Façamos uma conta rápida: para poupar 20 minutos caminhando entre o metrô e o trabalho, há quem prefira passar 2 horas no carro com ar condicionado ligado no máximo. Esta situação expõe emblematicamente o dilema do confronto entre o desejo individual com o bem comum. A outra conta é verificar quanto gastamos de recursos para manter e utilizar sem critérios os veículos. Não se trata aqui de culpar aqueles que sempre aspiraram possuir um carro e finalmente podem comprar. Trata-se de questionar o estilo de vida que temos, qual realmente queremos e o que somos forçados a querer pelo mercado.
Se somos muitos e o planeta um só, vamos ter de chegar a um acordo mínimo de mudança de hábitos antes que essa nossa morada global nos expulse daqui, praticando ações cotidianas que criem chão para nós e para os que de nós virão. Isso requer, antes de mais nada, reflexão, disposição e questionamento se realmente seremos mais felizes ao adquirir um novo automóvel e se é tão dispensável manifestar-se a favor de cidades mais democráticas e contra ações empresarias e governamentais que contrariem essa lógica.
É viável eleger em qual intensidade interferir.
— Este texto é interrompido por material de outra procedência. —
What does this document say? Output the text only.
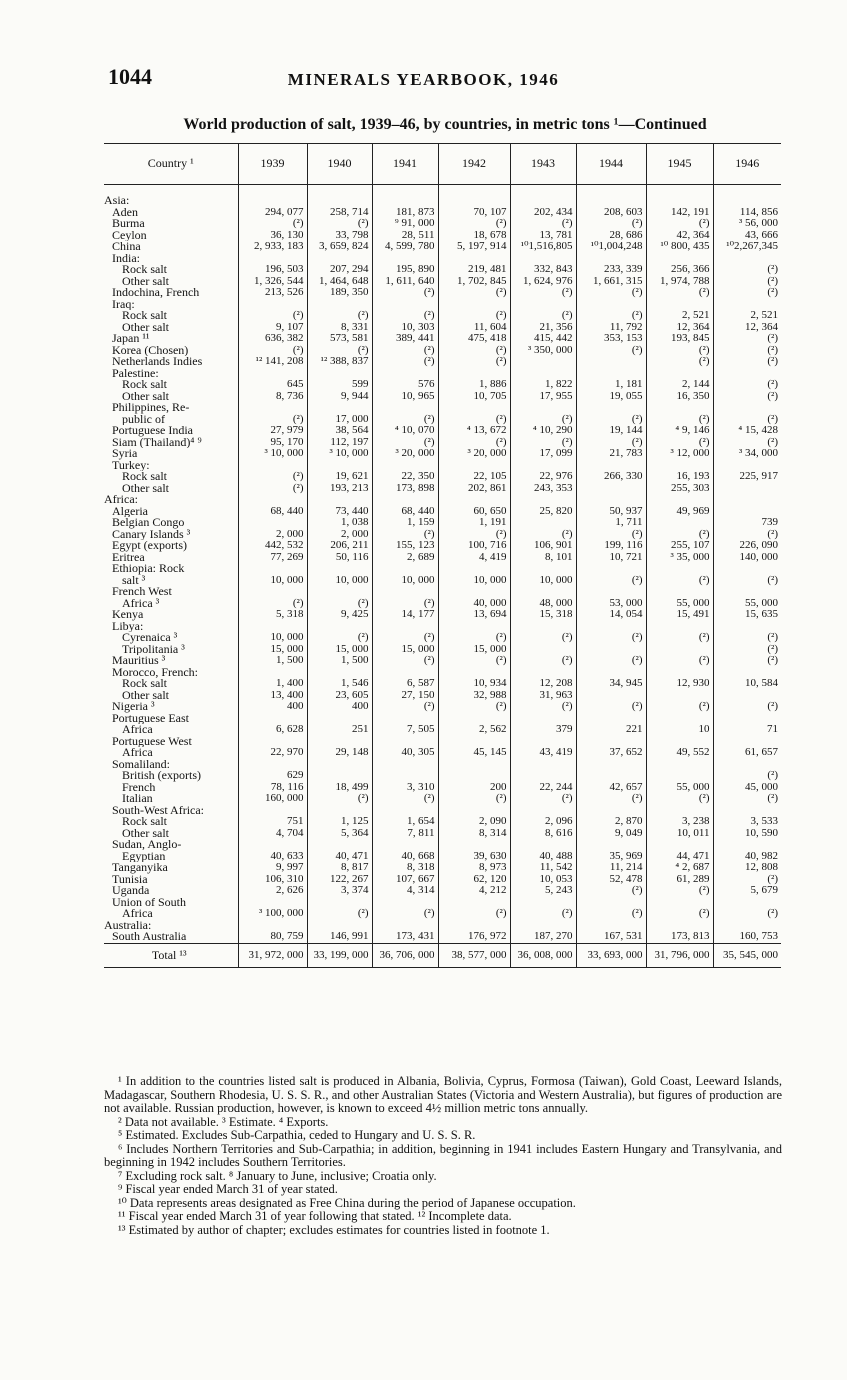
1044	MINERALS YEARBOOK, 1946
World production of salt, 1939–46, by countries, in metric tons ¹—Continued
Country ¹	1939	1940	1941	1942	1943	1944	1945	1946
Asia:								
Aden	294, 077	258, 714	181, 873	70, 107	202, 434	208, 603	142, 191	114, 856
Burma	(²)	(²)	⁹ 91, 000	(²)	(²)	(²)	(²)	³ 56, 000
Ceylon	36, 130	33, 798	28, 511	18, 678	13, 781	28, 686	42, 364	43, 666
China	2, 933, 183	3, 659, 824	4, 599, 780	5, 197, 914	¹⁰1,516,805	¹⁰1,004,248	¹⁰ 800, 435	¹⁰2,267,345
India:								
Rock salt	196, 503	207, 294	195, 890	219, 481	332, 843	233, 339	256, 366	(²)
Other salt	1, 326, 544	1, 464, 648	1, 611, 640	1, 702, 845	1, 624, 976	1, 661, 315	1, 974, 788	(²)
Indochina, French	213, 526	189, 350	(²)	(²)	(²)	(²)	(²)	(²)
Iraq:								
Rock salt	(²)	(²)	(²)	(²)	(²)	(²)	2, 521	2, 521
Other salt	9, 107	8, 331	10, 303	11, 604	21, 356	11, 792	12, 364	12, 364
Japan ¹¹	636, 382	573, 581	389, 441	475, 418	415, 442	353, 153	193, 845	(²)
Korea (Chosen)	(²)	(²)	(²)	(²)	³ 350, 000	(²)	(²)	(²)
Netherlands Indies	¹² 141, 208	¹² 388, 837	(²)	(²)			(²)	(²)
Palestine:								
Rock salt	645	599	576	1, 886	1, 822	1, 181	2, 144	(²)
Other salt	8, 736	9, 944	10, 965	10, 705	17, 955	19, 055	16, 350	(²)
Philippines, Re-								
public of	(²)	17, 000	(²)	(²)	(²)	(²)	(²)	(²)
Portuguese India	27, 979	38, 564	⁴ 10, 070	⁴ 13, 672	⁴ 10, 290	19, 144	⁴ 9, 146	⁴ 15, 428
Siam (Thailand)⁴ ⁹	95, 170	112, 197	(²)	(²)	(²)	(²)	(²)	(²)
Syria	³ 10, 000	³ 10, 000	³ 20, 000	³ 20, 000	17, 099	21, 783	³ 12, 000	³ 34, 000
Turkey:								
Rock salt	(²)	19, 621	22, 350	22, 105	22, 976	266, 330	16, 193	225, 917
Other salt	(²)	193, 213	173, 898	202, 861	243, 353		255, 303	
Africa:								
Algeria	68, 440	73, 440	68, 440	60, 650	25, 820	50, 937	49, 969	
Belgian Congo		1, 038	1, 159	1, 191		1, 711		739
Canary Islands ³	2, 000	2, 000	(²)	(²)	(²)	(²)	(²)	(²)
Egypt (exports)	442, 532	206, 211	155, 123	100, 716	106, 901	199, 116	255, 107	226, 090
Eritrea	77, 269	50, 116	2, 689	4, 419	8, 101	10, 721	³ 35, 000	140, 000
Ethiopia: Rock								
salt ³	10, 000	10, 000	10, 000	10, 000	10, 000	(²)	(²)	(²)
French West								
Africa ³	(²)	(²)	(²)	40, 000	48, 000	53, 000	55, 000	55, 000
Kenya	5, 318	9, 425	14, 177	13, 694	15, 318	14, 054	15, 491	15, 635
Libya:								
Cyrenaica ³	10, 000	(²)	(²)	(²)	(²)	(²)	(²)	(²)
Tripolitania ³	15, 000	15, 000	15, 000	15, 000				(²)
Mauritius ³	1, 500	1, 500	(²)	(²)	(²)	(²)	(²)	(²)
Morocco, French:								
Rock salt	1, 400	1, 546	6, 587	10, 934	12, 208	34, 945	12, 930	10, 584
Other salt	13, 400	23, 605	27, 150	32, 988	31, 963			
Nigeria ³	400	400	(²)	(²)	(²)	(²)	(²)	(²)
Portuguese East								
Africa	6, 628	251	7, 505	2, 562	379	221	10	71
Portuguese West								
Africa	22, 970	29, 148	40, 305	45, 145	43, 419	37, 652	49, 552	61, 657
Somaliland:								
British (exports)	629							(²)
French	78, 116	18, 499	3, 310	200	22, 244	42, 657	55, 000	45, 000
Italian	160, 000	(²)	(²)	(²)	(²)	(²)	(²)	(²)
South-West Africa:								
Rock salt	751	1, 125	1, 654	2, 090	2, 096	2, 870	3, 238	3, 533
Other salt	4, 704	5, 364	7, 811	8, 314	8, 616	9, 049	10, 011	10, 590
Sudan, Anglo-								
Egyptian	40, 633	40, 471	40, 668	39, 630	40, 488	35, 969	44, 471	40, 982
Tanganyika	9, 997	8, 817	8, 318	8, 973	11, 542	11, 214	⁴ 2, 687	12, 808
Tunisia	106, 310	122, 267	107, 667	62, 120	10, 053	52, 478	61, 289	(²)
Uganda	2, 626	3, 374	4, 314	4, 212	5, 243	(²)	(²)	5, 679
Union of South								
Africa	³ 100, 000	(²)	(²)	(²)	(²)	(²)	(²)	(²)
Australia:								
South Australia	80, 759	146, 991	173, 431	176, 972	187, 270	167, 531	173, 813	160, 753
Total ¹³	31, 972, 000	33, 199, 000	36, 706, 000	38, 577, 000	36, 008, 000	33, 693, 000	31, 796, 000	35, 545, 000

¹ In addition to the countries listed salt is produced in Albania, Bolivia, Cyprus, Formosa (Taiwan), Gold Coast, Leeward Islands, Madagascar, Southern Rhodesia, U. S. S. R., and other Australian States (Victoria and Western Australia), but figures of production are not available. Russian production, however, is known to exceed 4½ million metric tons annually.

² Data not available. ³ Estimate. ⁴ Exports.

⁵ Estimated. Excludes Sub-Carpathia, ceded to Hungary and U. S. S. R.

⁶ Includes Northern Territories and Sub-Carpathia; in addition, beginning in 1941 includes Eastern Hungary and Transylvania, and beginning in 1942 includes Southern Territories.

⁷ Excluding rock salt. ⁸ January to June, inclusive; Croatia only.

⁹ Fiscal year ended March 31 of year stated.

¹⁰ Data represents areas designated as Free China during the period of Japanese occupation.

¹¹ Fiscal year ended March 31 of year following that stated. ¹² Incomplete data.

¹³ Estimated by author of chapter; excludes estimates for countries listed in footnote 1.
Poluir menos está entre as alternativas. É possível consumir, eletivamente, aquilo que integre uma relação saudável entre o custo e o desfrute. Para tanto, é necessário avaliar a origem do que consumimos, exercitar a recusa e negar o mantra que nos induz a acreditar que sem o consumo desenfreado seremos menos felizes e que sem ele o País deixará de se desenvolver.